O pós-fascista italiano que luta pela sua sobrevivência política
A imprensa italiana foi quase unânime: o confronto que Gian-franco Fini e Silvio Berlusconi protagonizaram no dia 22, em plena reunião da coligação de centro-direita Povo da Liberdade, não tem precedentes e deixa adivinhar que, mais cedo ou mais tarde, os italianos estarão de volta às urnas.
Fini, presidente da câmara dos Deputados, e Berlusconi, primeiro-ministro de Itália, tiveram uma dura e nervosa troca verbal perante os delegados da formação política que lidera o país em conjunto com o partido de extrema-direita Liga Norte. "Queres ser livre nas tuas posições políticas, então não tens outra coisa a fazer a não ser abandonar a presidência da câmara dos Deputados", lançou Berlusconi a Fini, que rejeitou de imediato a hipótese. "Vai-te embora se quiseres", disse o chefe do Governo, gitando as mãos. "O que é que dizes? Queres expulsar-me?", perguntou-lhe, da tribuna, o companheiro de partido.
Ex-líder da formação pós-fascista Aliança Nacional, ex-vice-primeiro-ministro, ex-ministro dos Ne- gócios Estrangeiros, entre 2001 e 2006, Fini tornou-se amigo de Berlusconi quando concorreu à presidência da câmara de Roma em 1993. Foi derrotado por Francesco Rutelli, mas, no ano seguinte, Berlusconi disse sobre ele: "Votaria Fini caso votasse em Roma."
Fini, de 58 anos, é oriundo de uma família de direita e o seu primeiro nome foi-lhe dado em homenagem a um primo que fora morto pelos partisans, combatentes anti-fascismo, após a libertação do Norte de Itália a 25 de Abril de 1945. Aos 16 anos, já andava em confrontos com activistas comunistas por causa da projecção do filme Boinas Ver- des, de John Wayne, tendo sido nessa altura que ingressou o Mo- vimento Social Italiano (MSI). Foi na organização juvenil desse partido neofascista que iniciou a sua vida política.

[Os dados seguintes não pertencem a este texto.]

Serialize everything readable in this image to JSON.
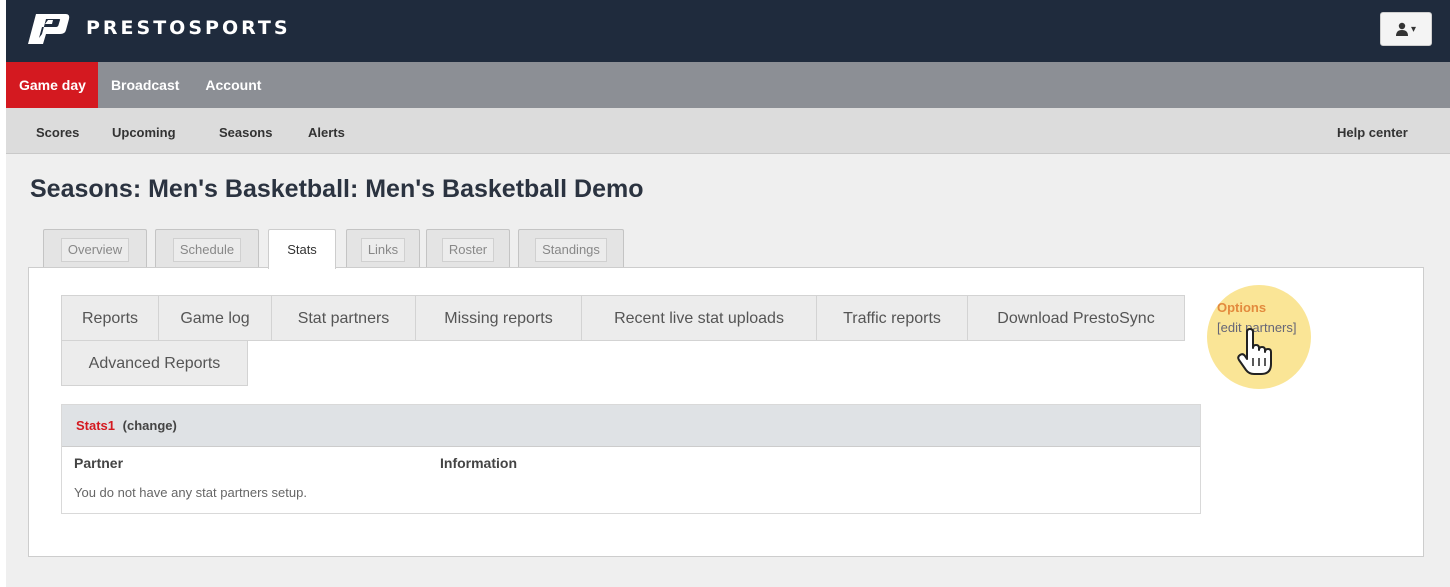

Formado em Pedagogia pela Universidade de La Sapienza, de Roma, Fini conheceu a primeira mulher, Daniela Di Sotto, em 1980, quando ela ainda estava casada com Sergio Mariani, um amigo e companheiro de partido. Teve uma filha com ela e, em 2007, apenas cinco meses depois do divórcio, a sua relação com Elisabetta Tulliani, uma advogada muito mais nova do que ele, veio a público. No final desse ano teve uma segunda filha com a nova companheira.
Eleito deputado pela primeira vez, em 1983, chegou a secretário--geral do MSI quatro anos mais tarde, depois de suceder no cargo a Giorgio Almirante. No final dos anos 90, Fini começou a afastar o movimento da ideologia neofascista e criou depois a Aliança Nacional, com alguns elementos da democracia cristã. E recentemente chegou a demarcar-se do elogio que um dia fez ao ditador fascista, Benito Mussolini: "Foi o maior estadista italiano do século XX. O fascismo tem uma tradição de honestidade, rectidão e boa governação." O seu partido foi membro da coligação de centro-direita de Berlusconi, Casa das Liberdades, em 1994 e em 2001. Há dois anos, Il Cavaliere decretou o fim da Força Itália e o nascimento do Povo da Liberdade, coligação à qual acabaria por juntar-se a formação de Fini.
A vitória nas eleições antecipadas após a demissão do Governo de Romano Prodi, em 2008, levou Fini à presidência da câmara dos Deputados italianos. Mas com a subida da Liga Norte, de Umberto Bossi, nas recentes eleições regionais, Berlusconi está muito mais nas mãos dos parceiros de coligação secessionistas e xenófobos do que nas de Fini. Este não tem gostado de ficar para segundo plano e tem procurado afirmar-se dentro da coligação, escolhendo, para isso, a via da denúncia de uma falsa unidade à volta do líder, que existe dentro da mesma.